Ill.  65 : Tranchées de la guerre de 14-18

Julien Vocance (161) est né Joseph Seguin le 5 mai 1878. Il est mort dans la Drôme en 1954 après avoir insufflé à la poésie française un peu d'Extrême-Orient. C'est de Saint Julien Vocance, petit village ardéchois, qu'il a emprunté le nom en signe d'attachement au terroir maternel. La famille de sa mère était en effet issue de la région d'Annonay. On se souvient des Montgolfier, les créateurs de la montgolfière. On se souvient nettement moins des Seguin, famille paternelle qui s'enorgueillissait du grand-père, Marc Seguin, l'inventeur de la chaudière tubulaire, une mince de trouvaille. Julien Vocance lui-même ne sera pas resté les bras croisés. Avec Fernand Gregh (1873-1960), Albert de Neuville (?-?), Paul-Louis Couchoud  (1879-1959) il sera l'un des tous premiers et probablement le principal haïjin  français.

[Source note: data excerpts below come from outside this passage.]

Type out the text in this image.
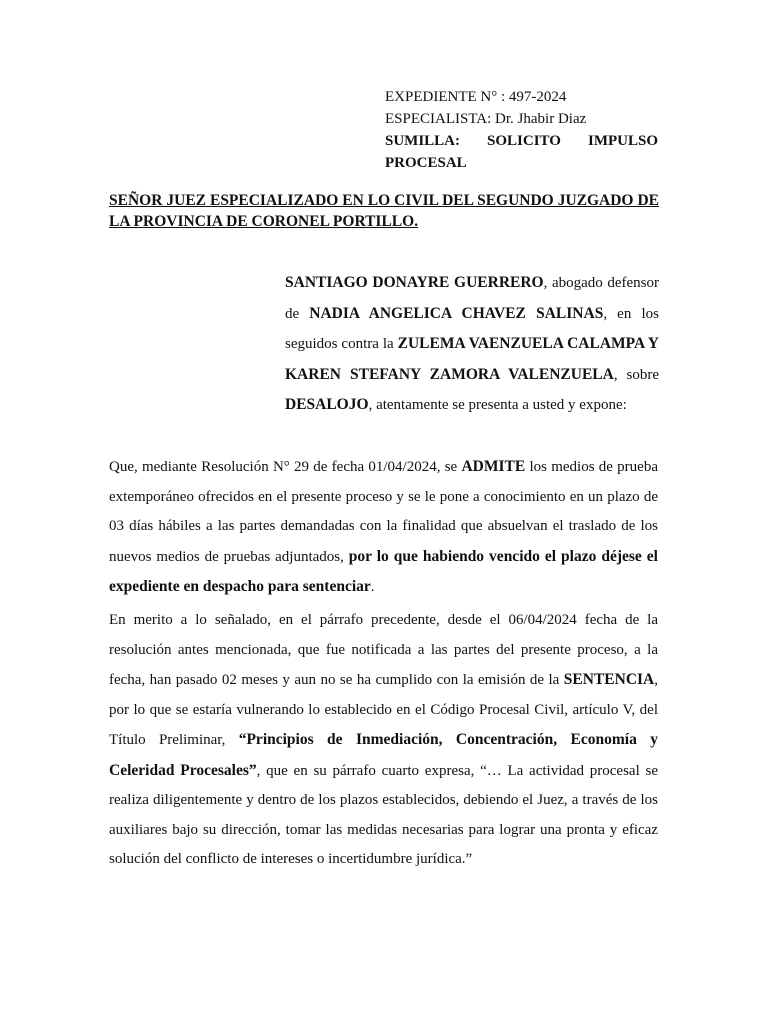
EXPEDIENTE N° : 497-2024

ESPECIALISTA: Dr. Jhabir Diaz

SUMILLA: SOLICITO IMPULSO
PROCESAL
SEÑOR JUEZ ESPECIALIZADO EN LO CIVIL DEL SEGUNDO JUZGADO DE LA PROVINCIA DE CORONEL PORTILLO.
SANTIAGO DONAYRE GUERRERO, abogado defensor de NADIA ANGELICA CHAVEZ SALINAS, en los seguidos contra la ZULEMA VAENZUELA CALAMPA Y KAREN STEFANY ZAMORA VALENZUELA, sobre DESALOJO, atentamente se presenta a usted y expone:

Que, mediante Resolución N° 29 de fecha 01/04/2024, se ADMITE los medios de prueba extemporáneo ofrecidos en el presente proceso y se le pone a conocimiento en un plazo de 03 días hábiles a las partes demandadas con la finalidad que absuelvan el traslado de los nuevos medios de pruebas adjuntados, por lo que habiendo vencido el plazo déjese el expediente en despacho para sentenciar.

En merito a lo señalado, en el párrafo precedente, desde el 06/04/2024 fecha de la resolución antes mencionada, que fue notificada a las partes del presente proceso, a la fecha, han pasado 02 meses y aun no se ha cumplido con la emisión de la SENTENCIA, por lo que se estaría vulnerando lo establecido en el Código Procesal Civil, artículo V, del Título Preliminar, “Principios de Inmediación, Concentración, Economía y Celeridad Procesales”, que en su párrafo cuarto expresa, “… La actividad procesal se realiza diligentemente y dentro de los plazos establecidos, debiendo el Juez, a través de los auxiliares bajo su dirección, tomar las medidas necesarias para lograr una pronta y eficaz solución del conflicto de intereses o incertidumbre jurídica.”
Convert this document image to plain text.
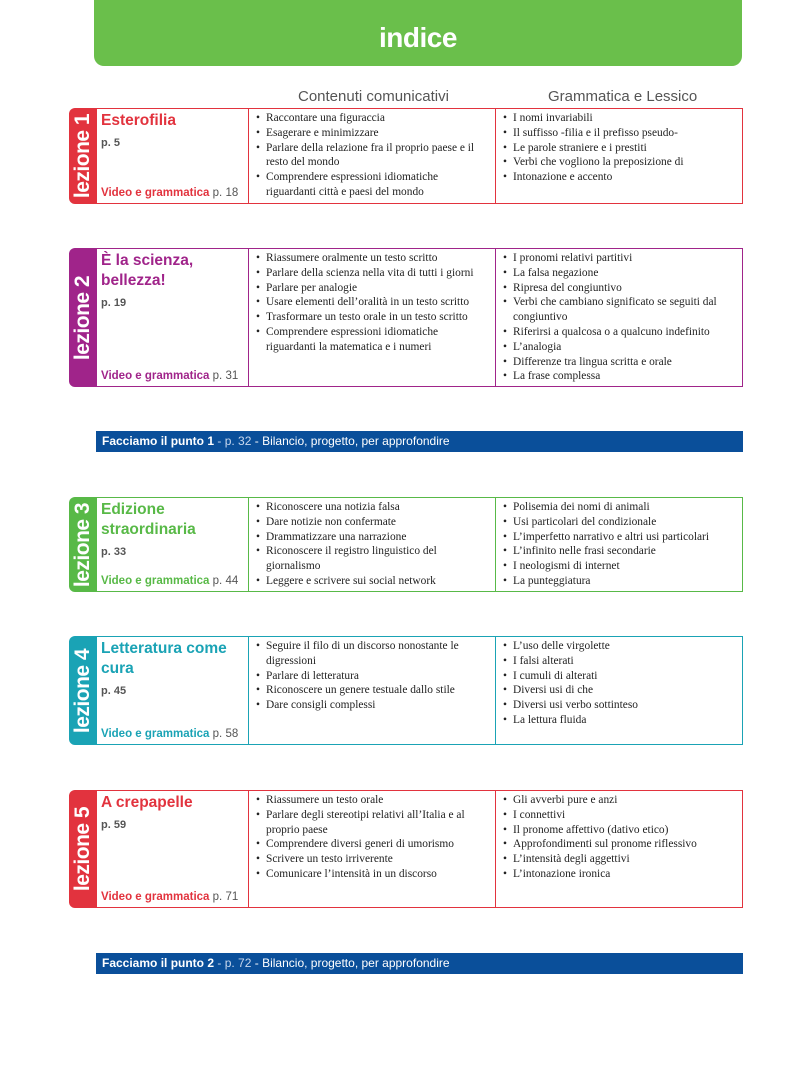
indice
Contenuti comunicativi	Grammatica e Lessico
lezione 1 Esterofilia
p. 5
Video e grammatica p. 18
• Raccontare una figuraccia
• Esagerare e minimizzare
• Parlare della relazione fra il proprio paese e il resto del mondo
• Comprendere espressioni idiomatiche riguardanti città e paesi del mondo
• I nomi invariabili
• Il suffisso -filia e il prefisso pseudo-
• Le parole straniere e i prestiti
• Verbi che vogliono la preposizione di
• Intonazione e accento
lezione 2
È la scienza, bellezza!
p. 19
Video e grammatica p. 31
• Riassumere oralmente un testo scritto
• Parlare della scienza nella vita di tutti i giorni
• Parlare per analogie
• Usare elementi dell’oralità in un testo scritto
• Trasformare un testo orale in un testo scritto
• Comprendere espressioni idiomatiche riguardanti la matematica e i numeri
• I pronomi relativi partitivi
• La falsa negazione
• Ripresa del congiuntivo
• Verbi che cambiano significato se seguiti dal congiuntivo
• Riferirsi a qualcosa o a qualcuno indefinito
• L’analogia
• Differenze tra lingua scritta e orale
• La frase complessa
Facciamo il punto 1 - p. 32 - Bilancio, progetto, per approfondire
lezione 3 Edizione straordinaria
p. 33
Video e grammatica p. 44
• Riconoscere una notizia falsa
• Dare notizie non confermate
• Drammatizzare una narrazione
• Riconoscere il registro linguistico del giornalismo
• Leggere e scrivere sui social network
• Polisemia dei nomi di animali
• Usi particolari del condizionale
• L’imperfetto narrativo e altri usi particolari
• L’infinito nelle frasi secondarie
• I neologismi di internet
• La punteggiatura
lezione 4 Letteratura come cura
p. 45
Video e grammatica p. 58
• Seguire il filo di un discorso nonostante le digressioni
• Parlare di letteratura
• Riconoscere un genere testuale dallo stile
• Dare consigli complessi
• L’uso delle virgolette
• I falsi alterati
• I cumuli di alterati
• Diversi usi di che
• Diversi usi verbo sottinteso
• La lettura fluida
lezione 5
A crepapelle
p. 59
Video e grammatica p. 71
• Riassumere un testo orale
• Parlare degli stereotipi relativi all’Italia e al proprio paese
• Comprendere diversi generi di umorismo
• Scrivere un testo irriverente
• Comunicare l’intensità in un discorso
• Gli avverbi pure e anzi
• I connettivi
• Il pronome affettivo (dativo etico)
• Approfondimenti sul pronome riflessivo
• L’intensità degli aggettivi
• L’intonazione ironica
Facciamo il punto 2 - p. 72 - Bilancio, progetto, per approfondire
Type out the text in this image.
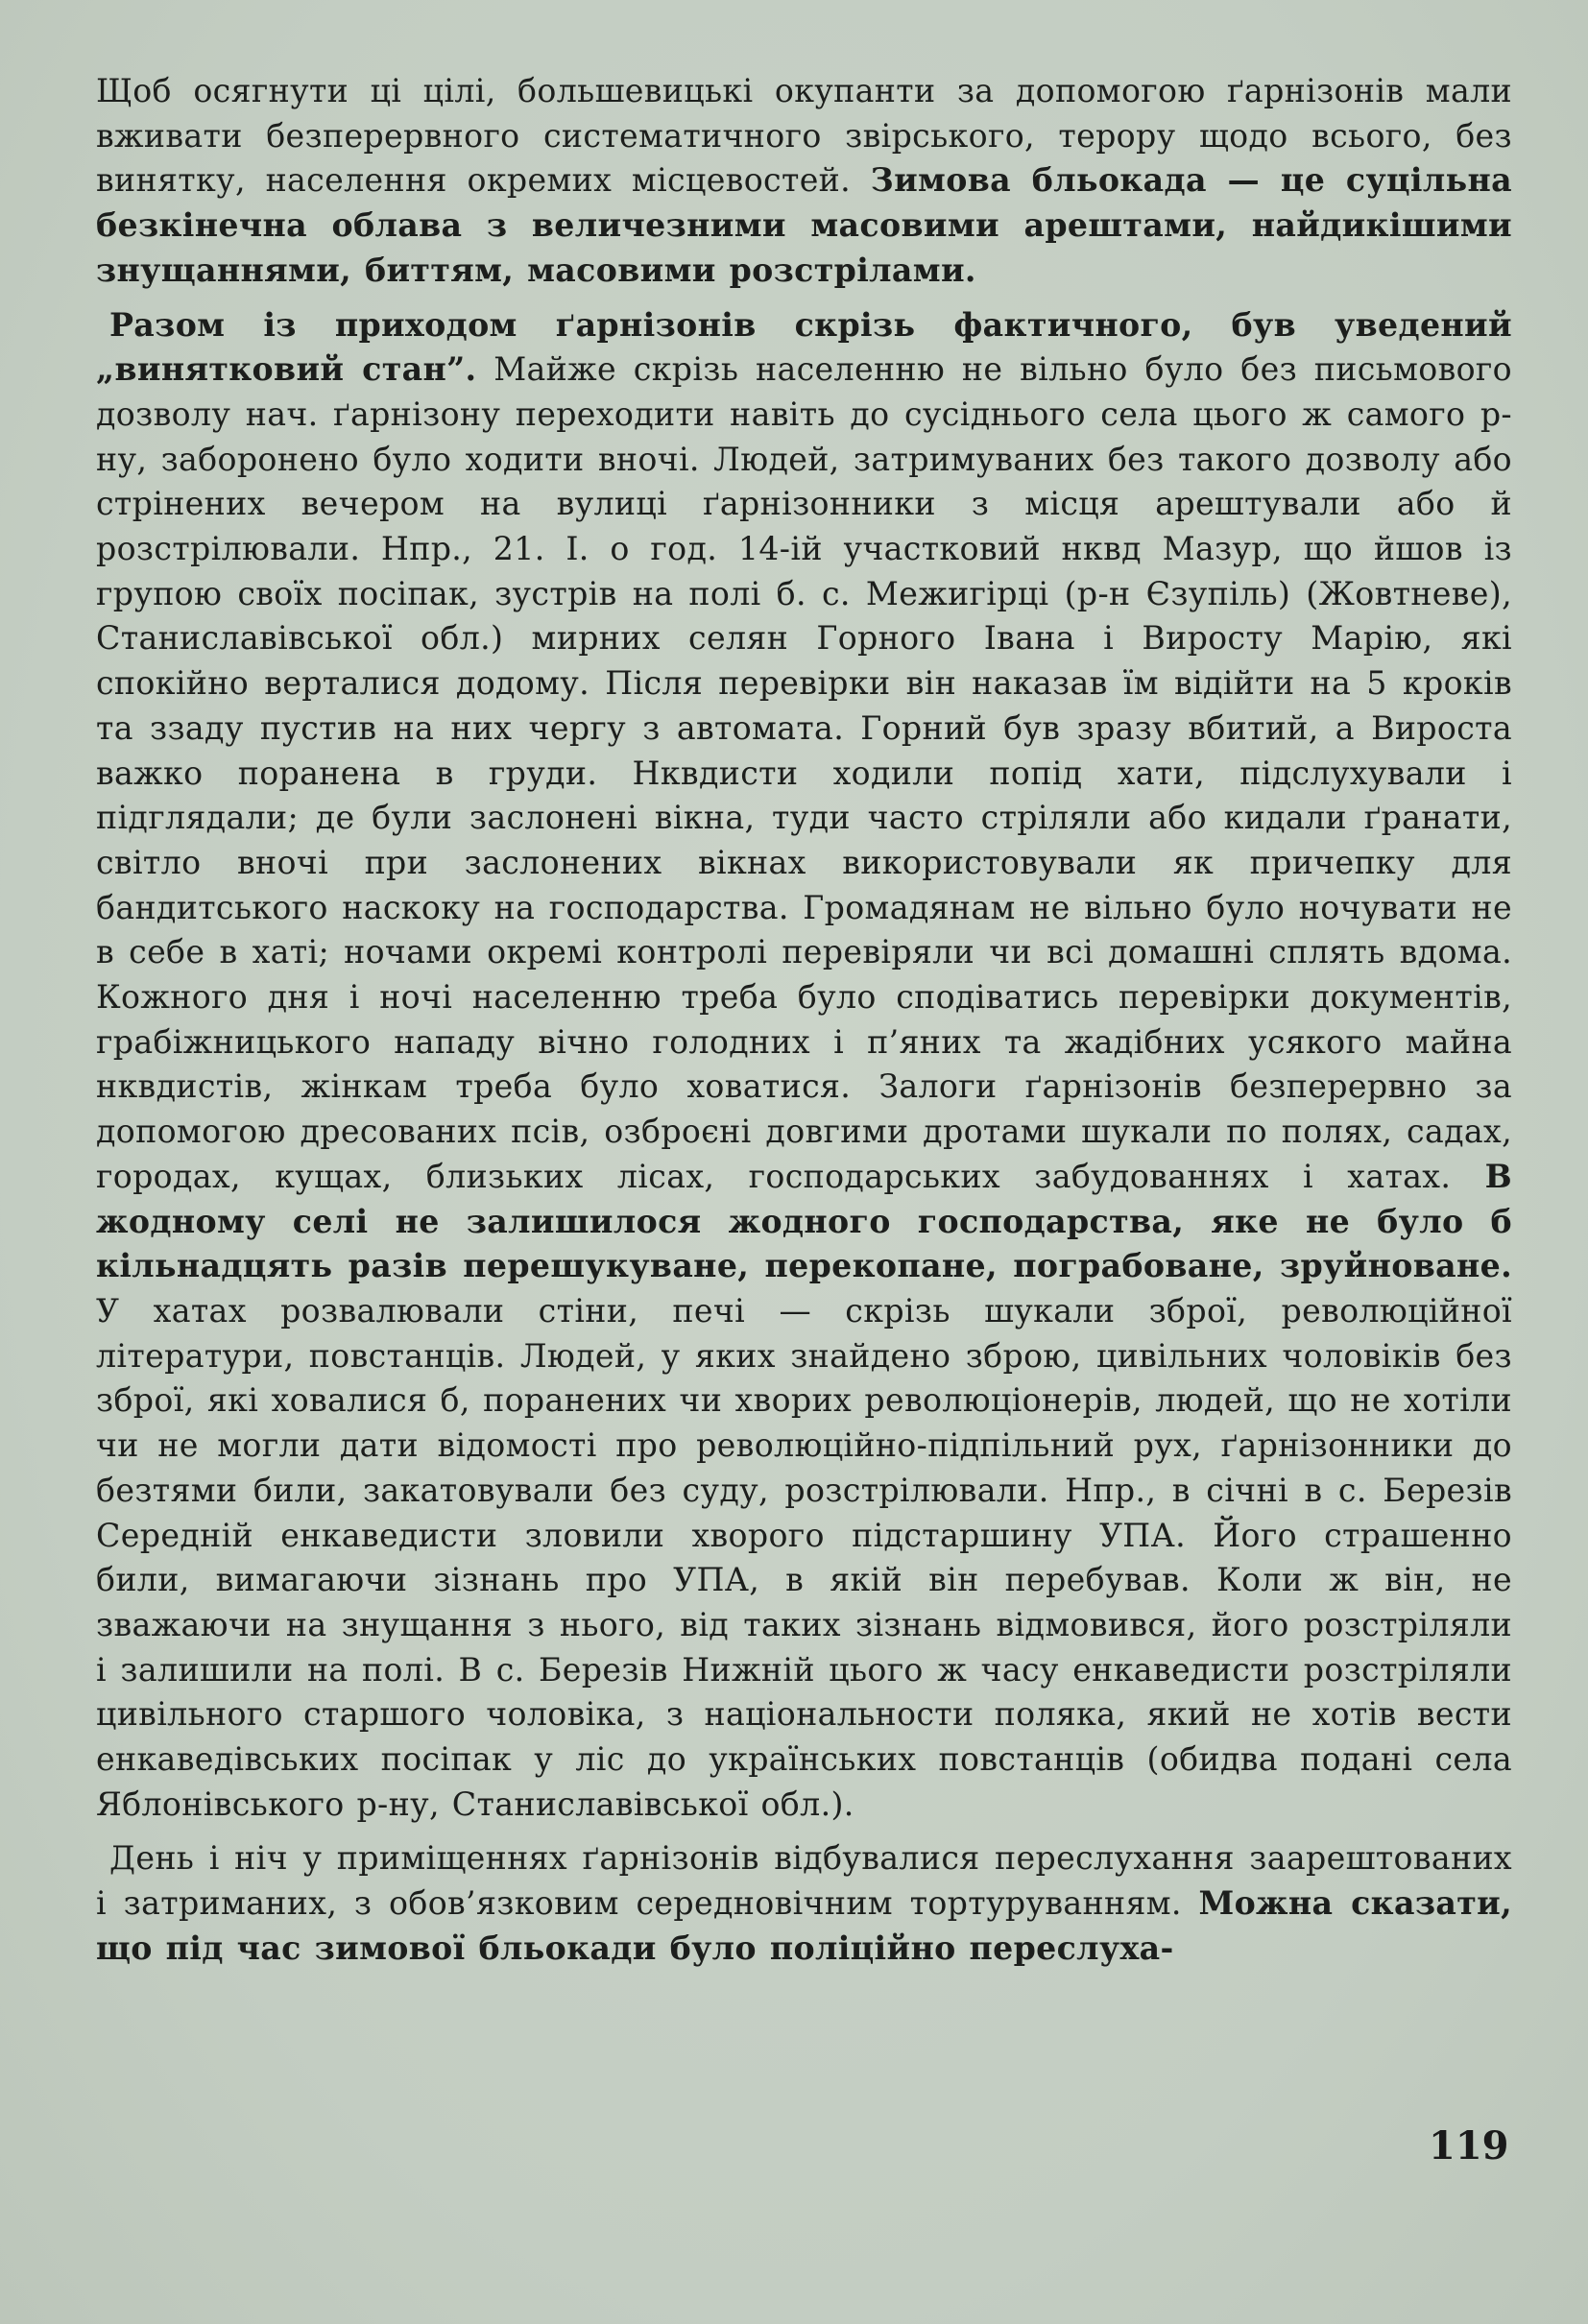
Щоб осягнути ці цілі, большевицькі окупанти за допомогою ґарнізонів мали вживати безперервного систематичного звірського, терору щодо всього, без винятку, населення окремих місцевостей. Зимова бльокада — це суцільна безкінечна облава з величезними масовими арештами, найдикішими знущаннями, биттям, масовими розстрілами.

Разом із приходом ґарнізонів скрізь фактичного, був уведений „винятковий стан”. Майже скрізь населенню не вільно було без письмового дозволу нач. ґарнізону переходити навіть до сусіднього села цього ж самого р-ну, заборонено було ходити вночі. Людей, затримуваних без такого дозволу або стрінених вечером на вулиці ґарнізонники з місця арештували або й розстрілювали. Нпр., 21. І. о год. 14-ій участковий нквд Мазур, що йшов із групою своїх посіпак, зустрів на полі б. с. Межигірці (р-н Єзупіль) (Жовтневе), Станиславівської обл.) мирних селян Горного Івана і Виросту Марію, які спокійно верталися додому. Після перевірки він наказав їм відійти на 5 кроків та ззаду пустив на них чергу з автомата. Горний був зразу вбитий, а Вироста важко поранена в груди. Нквдисти ходили попід хати, підслухували і підглядали; де були заслонені вікна, туди часто стріляли або кидали ґранати, світло вночі при заслонених вікнах використовували як причепку для бандитського наскоку на господарства. Громадянам не вільно було ночувати не в себе в хаті; ночами окремі контролі перевіряли чи всі домашні сплять вдома. Кожного дня і ночі населенню треба було сподіватись перевірки документів, грабіжницького нападу вічно голодних і п’яних та жадібних усякого майна нквдистів, жінкам треба було ховатися. Залоги ґарнізонів безперервно за допомогою дресованих псів, озброєні довгими дротами шукали по полях, садах, городах, кущах, близьких лісах, господарських забудованнях і хатах. В жодному селі не залишилося жодного господарства, яке не було б кільнадцять разів перешукуване, перекопане, пограбоване, зруйноване. У хатах розвалювали стіни, печі — скрізь шукали зброї, революційної літератури, повстанців. Людей, у яких знайдено зброю, цивільних чоловіків без зброї, які ховалися б, поранених чи хворих революціонерів, людей, що не хотіли чи не могли дати відомості про революційно-підпільний рух, ґарнізонники до безтями били, закатовували без суду, розстрілювали. Нпр., в січні в с. Березів Середній енкаведисти зловили хворого підстаршину УПА. Його страшенно били, вимагаючи зізнань про УПА, в якій він перебував. Коли ж він, не зважаючи на знущання з нього, від таких зізнань відмовився, його розстріляли і залишили на полі. В с. Березів Нижній цього ж часу енкаведисти розстріляли цивільного старшого чоловіка, з національности поляка, який не хотів вести енкаведівських посіпак у ліс до українських повстанців (обидва подані села Яблонівського р-ну, Станиславівської обл.).

День і ніч у приміщеннях ґарнізонів відбувалися переслухання заарештованих і затриманих, з обов’язковим середновічним тортуруванням. Можна сказати, що під час зимової бльокади було поліційно переслуха-

119
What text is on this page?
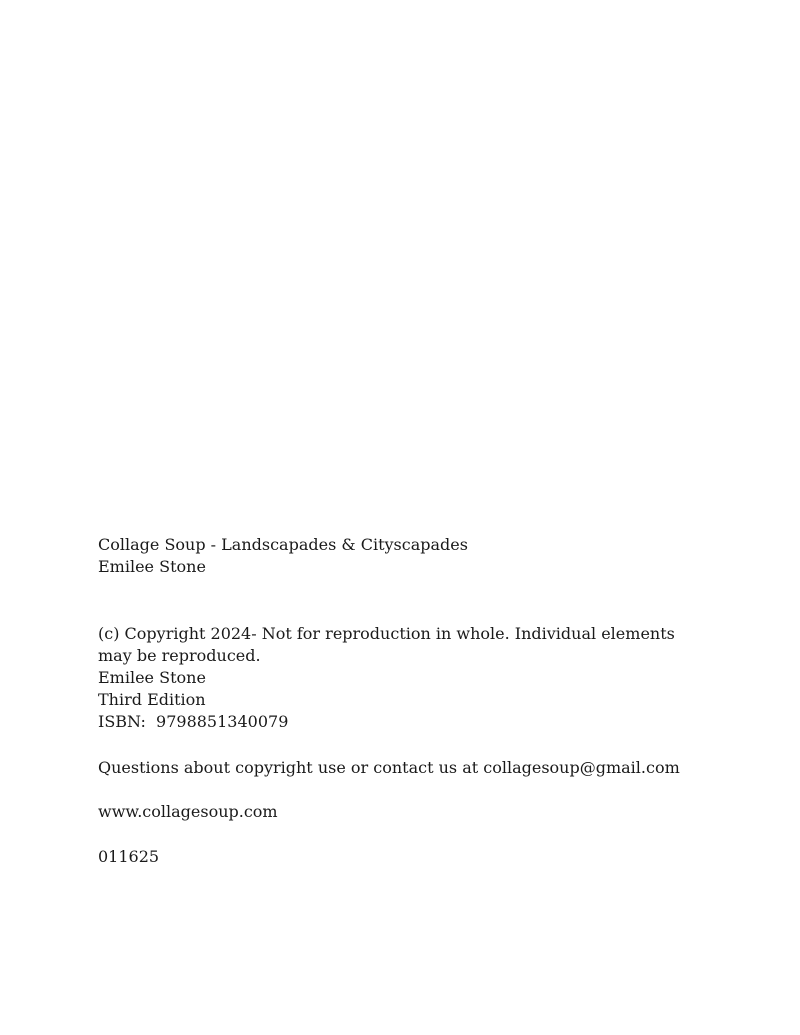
Collage Soup - Landscapades & Cityscapades

Emilee Stone

(c) Copyright 2024- Not for reproduction in whole. Individual elements may be reproduced.

Emilee Stone

Third Edition

ISBN:  9798851340079

Questions about copyright use or contact us at collagesoup@gmail.com

www.collagesoup.com

011625
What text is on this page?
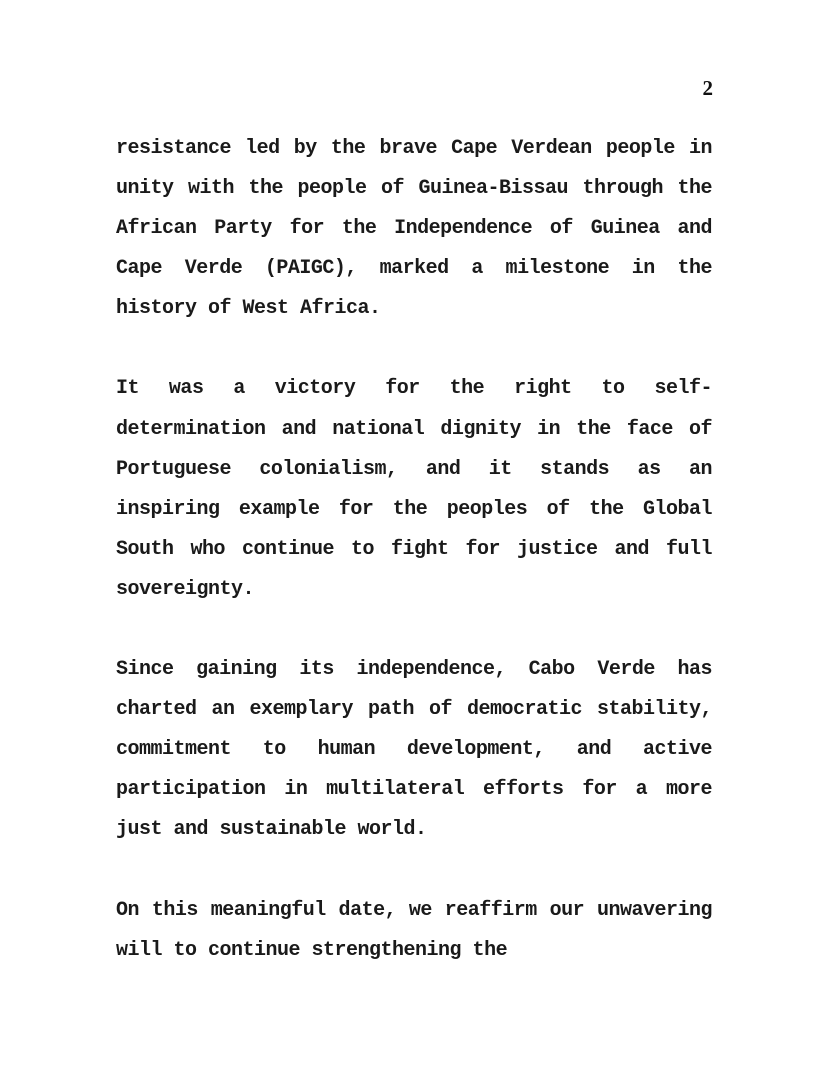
2

resistance led by the brave Cape Verdean people in unity with the people of Guinea-Bissau through the African Party for the Independence of Guinea and Cape Verde (PAIGC), marked a milestone in the history of West Africa.

It was a victory for the right to self-determination and national dignity in the face of Portuguese colonialism, and it stands as an inspiring example for the peoples of the Global South who continue to fight for justice and full sovereignty.

Since gaining its independence, Cabo Verde has charted an exemplary path of democratic stability, commitment to human development, and active participation in multilateral efforts for a more just and sustainable world.

On this meaningful date, we reaffirm our unwavering will to continue strengthening the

De l'introduction de cette forme japonaise en France, les histoires de la littérature française n'ont retenu bêtement que la partie grossièrement visible de l'iceberg : Jean Paulhan  a préparé, la belle affaire, un dossier pour la NRf de septembre 1920 sur une proposition de Jean-Richard Bloch , ce que l'on oublie de mentionner malgré l'extrême qualité de cet homme dont témoigne la récente édition d'Offrande à la poésie (Le Torii éditions, 2001). Mais Julien Vocance  n'est pas en reste. Si, formellement, c'est l'essayiste nipponisant Paul-Louis Couchoud  qui importe le petit poème de trois vers, Vocance est un militant qui va produire assez vite des œuvres conséquentes.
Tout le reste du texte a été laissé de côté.